European Case Law Identifier: ECLI:AT:OGH0002:2024:0110OS00001.24T.0213.000

Rechtsgebiet: Strafrecht

 

Spruch:

Die Nichtigkeitsbeschwerde wird zurückgewiesen.

Zur Entscheidung über die Berufungen und die Beschwerden werden die Akten dem Oberlandesgericht Wien zugeleitet.

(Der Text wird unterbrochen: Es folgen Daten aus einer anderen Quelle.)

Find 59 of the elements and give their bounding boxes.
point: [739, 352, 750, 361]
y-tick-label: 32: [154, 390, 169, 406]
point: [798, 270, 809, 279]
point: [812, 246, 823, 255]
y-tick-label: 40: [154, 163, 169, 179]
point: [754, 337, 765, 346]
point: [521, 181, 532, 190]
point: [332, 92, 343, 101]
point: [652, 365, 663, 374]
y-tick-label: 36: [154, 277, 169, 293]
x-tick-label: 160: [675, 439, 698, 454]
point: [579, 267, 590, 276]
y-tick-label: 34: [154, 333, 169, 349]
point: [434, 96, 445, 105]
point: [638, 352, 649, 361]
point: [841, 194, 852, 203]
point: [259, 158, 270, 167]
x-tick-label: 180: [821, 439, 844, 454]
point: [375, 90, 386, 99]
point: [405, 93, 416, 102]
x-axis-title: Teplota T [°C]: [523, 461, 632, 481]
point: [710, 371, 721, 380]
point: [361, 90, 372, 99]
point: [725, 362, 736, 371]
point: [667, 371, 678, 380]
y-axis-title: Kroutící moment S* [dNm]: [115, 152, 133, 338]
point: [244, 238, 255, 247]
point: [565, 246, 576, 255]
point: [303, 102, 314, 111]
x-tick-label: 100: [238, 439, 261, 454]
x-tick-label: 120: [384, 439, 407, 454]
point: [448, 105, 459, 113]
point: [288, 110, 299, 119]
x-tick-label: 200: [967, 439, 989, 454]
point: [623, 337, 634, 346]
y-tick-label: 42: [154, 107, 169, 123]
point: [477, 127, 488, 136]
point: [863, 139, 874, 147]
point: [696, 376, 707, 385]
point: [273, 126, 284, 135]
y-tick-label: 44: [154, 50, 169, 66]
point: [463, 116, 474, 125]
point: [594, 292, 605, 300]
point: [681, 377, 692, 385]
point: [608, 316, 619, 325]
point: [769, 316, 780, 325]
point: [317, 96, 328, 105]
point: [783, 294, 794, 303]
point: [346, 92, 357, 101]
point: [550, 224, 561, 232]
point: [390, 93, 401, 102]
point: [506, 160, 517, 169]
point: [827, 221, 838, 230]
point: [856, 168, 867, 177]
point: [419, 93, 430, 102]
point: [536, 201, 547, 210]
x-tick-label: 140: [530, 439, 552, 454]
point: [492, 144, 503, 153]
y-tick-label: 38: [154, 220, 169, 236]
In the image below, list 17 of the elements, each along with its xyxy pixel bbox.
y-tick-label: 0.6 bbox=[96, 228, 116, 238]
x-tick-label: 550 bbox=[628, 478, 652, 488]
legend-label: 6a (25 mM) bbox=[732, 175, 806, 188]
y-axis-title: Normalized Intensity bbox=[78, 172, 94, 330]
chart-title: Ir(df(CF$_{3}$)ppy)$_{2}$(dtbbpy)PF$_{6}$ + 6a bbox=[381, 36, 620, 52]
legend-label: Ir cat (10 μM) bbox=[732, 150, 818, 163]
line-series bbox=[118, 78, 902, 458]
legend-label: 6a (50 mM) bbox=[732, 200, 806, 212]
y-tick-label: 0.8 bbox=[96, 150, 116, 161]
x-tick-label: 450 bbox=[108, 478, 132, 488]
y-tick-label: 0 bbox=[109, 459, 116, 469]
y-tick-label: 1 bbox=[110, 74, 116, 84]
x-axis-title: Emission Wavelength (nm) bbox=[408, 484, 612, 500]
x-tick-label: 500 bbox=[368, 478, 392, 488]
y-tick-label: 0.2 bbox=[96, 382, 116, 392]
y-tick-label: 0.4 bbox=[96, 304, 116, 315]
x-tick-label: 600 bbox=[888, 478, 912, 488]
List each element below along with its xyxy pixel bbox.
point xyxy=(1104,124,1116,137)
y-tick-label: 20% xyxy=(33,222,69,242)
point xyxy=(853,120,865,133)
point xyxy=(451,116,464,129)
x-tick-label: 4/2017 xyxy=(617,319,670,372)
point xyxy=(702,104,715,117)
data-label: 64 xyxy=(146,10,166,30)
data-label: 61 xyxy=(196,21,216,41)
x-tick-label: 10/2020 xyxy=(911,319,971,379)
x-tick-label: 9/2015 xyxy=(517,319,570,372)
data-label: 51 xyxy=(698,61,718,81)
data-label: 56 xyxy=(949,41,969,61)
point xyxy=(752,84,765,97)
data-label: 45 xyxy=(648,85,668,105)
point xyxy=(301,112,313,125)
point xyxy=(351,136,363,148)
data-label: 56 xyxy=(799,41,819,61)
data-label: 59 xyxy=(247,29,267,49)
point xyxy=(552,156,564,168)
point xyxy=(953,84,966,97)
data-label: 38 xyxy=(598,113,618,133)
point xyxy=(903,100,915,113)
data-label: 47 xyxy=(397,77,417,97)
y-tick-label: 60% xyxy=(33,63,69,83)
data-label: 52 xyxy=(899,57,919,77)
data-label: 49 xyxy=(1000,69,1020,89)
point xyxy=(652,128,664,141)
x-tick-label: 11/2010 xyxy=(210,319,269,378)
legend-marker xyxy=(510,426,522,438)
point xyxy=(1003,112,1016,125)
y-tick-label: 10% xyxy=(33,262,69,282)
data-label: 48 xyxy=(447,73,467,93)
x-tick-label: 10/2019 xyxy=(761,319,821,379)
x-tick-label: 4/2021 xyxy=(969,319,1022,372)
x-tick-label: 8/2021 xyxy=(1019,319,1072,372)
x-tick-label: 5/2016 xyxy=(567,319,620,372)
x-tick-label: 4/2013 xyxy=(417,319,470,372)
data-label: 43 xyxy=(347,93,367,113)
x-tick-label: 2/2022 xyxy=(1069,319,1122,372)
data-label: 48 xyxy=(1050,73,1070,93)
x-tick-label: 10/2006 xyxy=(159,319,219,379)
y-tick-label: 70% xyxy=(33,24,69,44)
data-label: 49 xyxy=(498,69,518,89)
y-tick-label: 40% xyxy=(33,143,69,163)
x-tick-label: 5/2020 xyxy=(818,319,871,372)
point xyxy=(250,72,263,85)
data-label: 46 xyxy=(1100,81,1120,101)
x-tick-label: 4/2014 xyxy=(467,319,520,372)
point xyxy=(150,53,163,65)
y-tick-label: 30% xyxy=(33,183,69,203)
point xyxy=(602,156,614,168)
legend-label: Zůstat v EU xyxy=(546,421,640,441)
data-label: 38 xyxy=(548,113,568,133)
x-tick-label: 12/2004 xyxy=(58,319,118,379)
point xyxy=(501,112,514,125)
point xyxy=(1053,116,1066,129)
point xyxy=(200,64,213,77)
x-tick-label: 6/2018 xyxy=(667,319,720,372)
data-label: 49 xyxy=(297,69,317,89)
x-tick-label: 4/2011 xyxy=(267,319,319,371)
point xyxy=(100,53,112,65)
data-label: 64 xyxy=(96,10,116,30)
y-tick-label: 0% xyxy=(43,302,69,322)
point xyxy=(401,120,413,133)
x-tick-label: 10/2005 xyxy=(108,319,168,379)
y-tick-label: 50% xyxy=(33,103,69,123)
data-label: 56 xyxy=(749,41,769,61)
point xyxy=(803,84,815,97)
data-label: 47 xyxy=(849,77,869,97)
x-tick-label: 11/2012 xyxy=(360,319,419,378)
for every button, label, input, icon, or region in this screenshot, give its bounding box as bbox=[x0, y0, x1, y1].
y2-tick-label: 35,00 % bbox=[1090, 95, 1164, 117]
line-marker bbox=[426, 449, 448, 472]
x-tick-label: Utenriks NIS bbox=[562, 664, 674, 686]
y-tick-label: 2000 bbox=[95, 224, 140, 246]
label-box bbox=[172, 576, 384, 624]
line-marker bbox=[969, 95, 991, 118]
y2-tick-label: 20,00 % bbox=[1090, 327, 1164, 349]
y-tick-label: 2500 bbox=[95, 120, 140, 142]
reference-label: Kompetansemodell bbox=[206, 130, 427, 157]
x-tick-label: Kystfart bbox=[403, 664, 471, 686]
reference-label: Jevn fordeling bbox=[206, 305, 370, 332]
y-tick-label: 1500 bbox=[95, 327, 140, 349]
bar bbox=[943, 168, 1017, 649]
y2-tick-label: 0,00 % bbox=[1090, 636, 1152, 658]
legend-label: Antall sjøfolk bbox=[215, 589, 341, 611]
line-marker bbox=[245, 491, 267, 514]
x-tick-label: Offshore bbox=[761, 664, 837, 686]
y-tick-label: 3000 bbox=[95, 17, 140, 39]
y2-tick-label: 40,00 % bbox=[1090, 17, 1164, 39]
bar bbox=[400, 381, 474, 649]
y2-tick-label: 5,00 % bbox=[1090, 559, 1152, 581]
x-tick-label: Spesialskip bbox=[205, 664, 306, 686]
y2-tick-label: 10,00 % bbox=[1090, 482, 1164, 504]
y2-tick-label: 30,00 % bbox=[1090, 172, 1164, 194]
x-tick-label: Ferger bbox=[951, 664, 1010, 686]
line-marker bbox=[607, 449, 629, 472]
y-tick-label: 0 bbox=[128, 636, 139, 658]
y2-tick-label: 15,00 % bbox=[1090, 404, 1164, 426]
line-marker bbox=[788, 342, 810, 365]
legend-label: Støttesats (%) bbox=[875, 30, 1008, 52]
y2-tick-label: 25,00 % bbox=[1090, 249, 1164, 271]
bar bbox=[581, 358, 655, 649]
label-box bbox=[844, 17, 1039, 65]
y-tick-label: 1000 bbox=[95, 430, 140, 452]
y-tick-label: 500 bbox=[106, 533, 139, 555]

Dem Angeklagten fallen die Kosten des bisherigen Rechtsmittelverfahrens zur Last.

 

Gründe:

[1] Mit dem angefochtenen Urteil wurde * D* dreier Verbrechen der Vergewaltigung nach § 201 Abs 1 StGB (B), jeweils eines Vergehens der fortgesetzten Gewaltausübung nach § 107b Abs 1 StGB (A) und der Körperverletzung nach § 83 Abs 1 StGB (C I 1) sowie zweier Vergehen der Nötigung nach §§ 15, 105 Abs 1 StGB (C I 2 und II) schuldig erkannt.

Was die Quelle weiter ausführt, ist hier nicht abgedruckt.